Jon Elson wrote:
Michael A. Terrell wrote:
A hot soldering iron should cut throught the conformal coating. If
it is a hard and shiny coating, GC Printkote Solvent may remove it where
you need to work. If it's the soft rubbery crap, it can cause problems
of it's own. I don't shotgun, I find the failures.
Yes, and that is why knowing which 2 or 3 caps would be the most likely
suspects is the only way to deal with this. The Lincoln Square Wave
TIG is a rather complicated machine, the main board is about a foot square
with several dozen 4000-series CMOS chips on it. I think there is an SCR
trigger board that also has over a dozen chips.

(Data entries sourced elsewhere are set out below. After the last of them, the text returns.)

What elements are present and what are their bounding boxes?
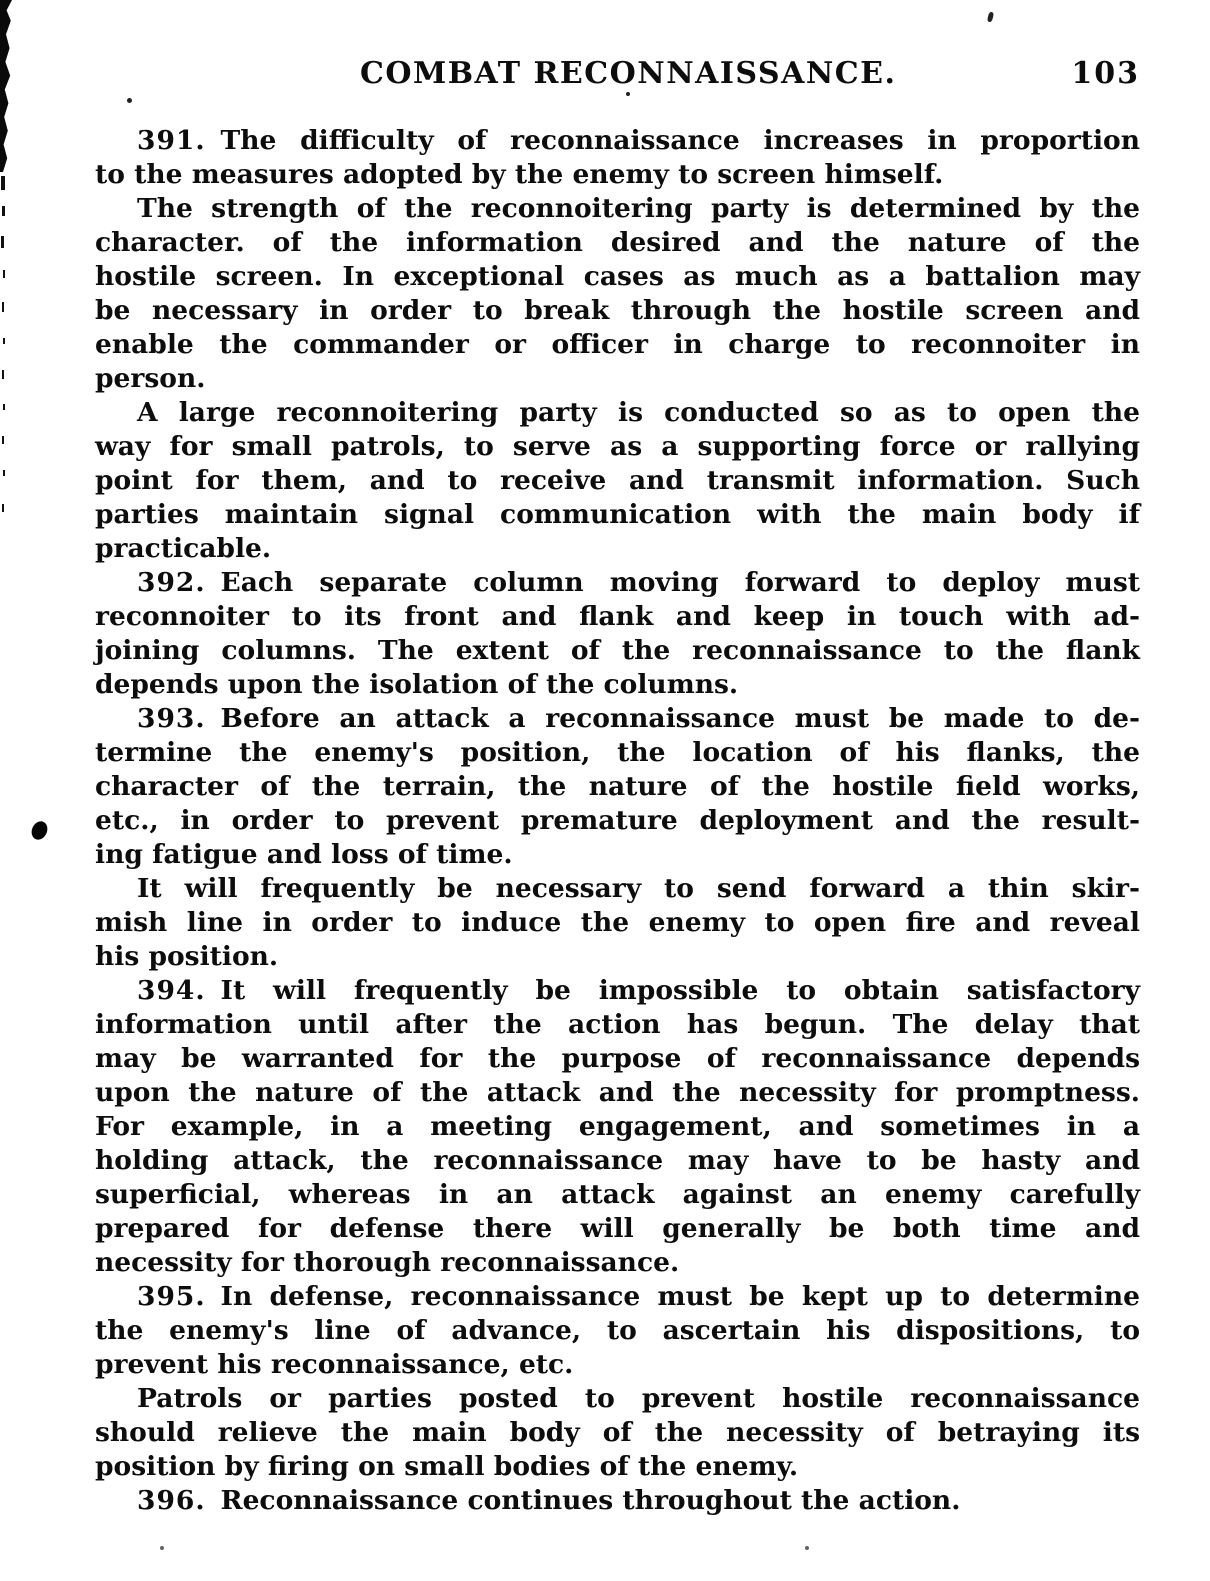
text-line: upon the nature of the attack and the necessity for promptness.: [95, 1077, 1140, 1108]
text-line: necessity for thorough reconnaissance.: [95, 1247, 680, 1278]
paragraph-number: 394.: [137, 975, 206, 1006]
text-line: 392. Each separate column moving forward to deploy must: [137, 567, 1140, 598]
text-line: A large reconnoitering party is conducted so as to open the: [137, 397, 1140, 428]
text-line: be necessary in order to break through the hostile screen and: [95, 295, 1140, 326]
text-line: depends upon the isolation of the columns.: [95, 669, 739, 700]
ink-speck: [987, 12, 994, 23]
text-line: may be warranted for the purpose of reconnaissance depends: [95, 1043, 1140, 1074]
text-line: to the measures adopted by the enemy to screen himself.: [95, 159, 944, 190]
text-line: 394. It will frequently be impossible to obtain satisfactory: [137, 975, 1140, 1006]
paragraph: [95, 566, 1140, 702]
text-line: It will frequently be necessary to send forward a thin skir-: [137, 873, 1140, 904]
text-line: Patrols or parties posted to prevent hostile reconnaissance: [137, 1383, 1140, 1414]
paragraph-number: 393.: [137, 703, 206, 734]
text-line: reconnoiter to its front and flank and keep in touch with ad-: [95, 601, 1140, 632]
paragraph: [95, 1280, 1140, 1382]
ink-speck: [127, 98, 132, 103]
text-line: the enemy's line of advance, to ascertain his dispositions, to: [95, 1315, 1140, 1346]
paragraph: [95, 1382, 1140, 1484]
text-line: parties maintain signal communication with the main body if: [95, 499, 1140, 530]
margin-ink-dot: [29, 819, 50, 842]
scan-edge-artifact: [0, 0, 12, 172]
text-line: practicable.: [95, 533, 272, 564]
paragraph-number: 391.: [137, 125, 206, 156]
text-line: should relieve the main body of the necessity of betraying its: [95, 1417, 1140, 1448]
text-line: position by firing on small bodies of the enemy.: [95, 1451, 799, 1482]
text-line: For example, in a meeting engagement, and sometimes in a: [95, 1111, 1140, 1142]
paragraph: [95, 192, 1140, 396]
text-line: way for small patrols, to serve as a supporting force or rallying: [95, 431, 1140, 462]
scan-edge-tick: [3, 270, 5, 278]
text-line: prevent his reconnaissance, etc.: [95, 1349, 574, 1380]
text-line: character of the terrain, the nature of the hostile field works,: [95, 771, 1140, 802]
scan-edge-tick: [2, 436, 4, 444]
text-line: superficial, whereas in an attack against an enemy carefully: [95, 1179, 1140, 1210]
text-line: etc., in order to prevent premature deployment and the result-: [95, 805, 1140, 836]
page-title: COMBAT RECONNAISSANCE.: [359, 56, 897, 91]
ink-speck: [160, 1546, 164, 1550]
scan-edge-tick: [3, 338, 5, 344]
text-line: The strength of the reconnoitering party is determined by the: [137, 193, 1140, 224]
text-line: enable the commander or officer in charge to reconnoiter in: [95, 329, 1140, 360]
scan-edge-tick: [2, 206, 5, 216]
text-line: his position.: [95, 941, 279, 972]
running-header: [95, 56, 1140, 92]
text-line: person.: [95, 363, 206, 394]
paragraph-number: 395.: [137, 1281, 206, 1312]
text-line: mish line in order to induce the enemy to open fire and reveal: [95, 907, 1140, 938]
ink-speck: [626, 92, 630, 96]
scan-edge-tick: [3, 470, 5, 476]
scan-edge-tick: [2, 504, 4, 512]
text-line: termine the enemy's position, the location of his flanks, the: [95, 737, 1140, 768]
scan-edge-tick: [2, 302, 4, 312]
text-line: information until after the action has begun. The delay that: [95, 1009, 1140, 1040]
text-line: ing fatigue and loss of time.: [95, 839, 513, 870]
text-line: 396. Reconnaissance continues throughout the action.: [137, 1485, 961, 1516]
text-line: hostile screen. In exceptional cases as much as a battalion may: [95, 261, 1140, 292]
paragraph-number: 396.: [137, 1485, 206, 1516]
text-line: character. of the information desired and the nature of the: [95, 227, 1140, 258]
scan-edge-tick: [2, 370, 4, 379]
paragraph: [95, 974, 1140, 1280]
paragraph: [95, 396, 1140, 566]
text-line: 393. Before an attack a reconnaissance must be made to de-: [137, 703, 1140, 734]
text-line: 395. In defense, reconnaissance must be kept up to determine: [137, 1281, 1140, 1312]
paragraph: [95, 1484, 1140, 1518]
text-line: holding attack, the reconnaissance may have to be hasty and: [95, 1145, 1140, 1176]
text-line: 391. The difficulty of reconnaissance increases in proportion: [137, 125, 1140, 156]
text-line: point for them, and to receive and transmit information. Such: [95, 465, 1140, 496]
scan-edge-tick: [1, 176, 5, 190]
page-body: [95, 124, 1140, 1518]
paragraph: [95, 124, 1140, 192]
ink-speck: [805, 1546, 809, 1550]
paragraph-number: 392.: [137, 567, 206, 598]
text-line: joining columns. The extent of the reconnaissance to the flank: [95, 635, 1140, 666]
scan-edge-tick: [3, 404, 5, 410]
scan-edge-tick: [1, 236, 4, 248]
paragraph: [95, 702, 1140, 872]
paragraph: [95, 872, 1140, 974]
page-number: 103: [1071, 56, 1140, 91]
text-line: prepared for defense there will generally be both time and: [95, 1213, 1140, 1244]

CMOS is sensitive to spikes on the power rails. It sounds like
someone should make a replacement board with modern ICs. It wouldn't be
that difficult, with a schematic of the original board.
Burning through the coating with a soldering iron is hard on the iron and
makes a real mess of the board, too, making resoldering difficult later.
The coating, as I remember, is the hard stuff.
I use a cheap soldering iron I ought for a buck for that kind of
work. As long as you wipe the crap off and keep it tinned, it will last
a long time.
So, I'm hoping somebody can come up with a diagram of the boards.
That does make it easier.
--
You can't have a sense of humor, if you have no sense.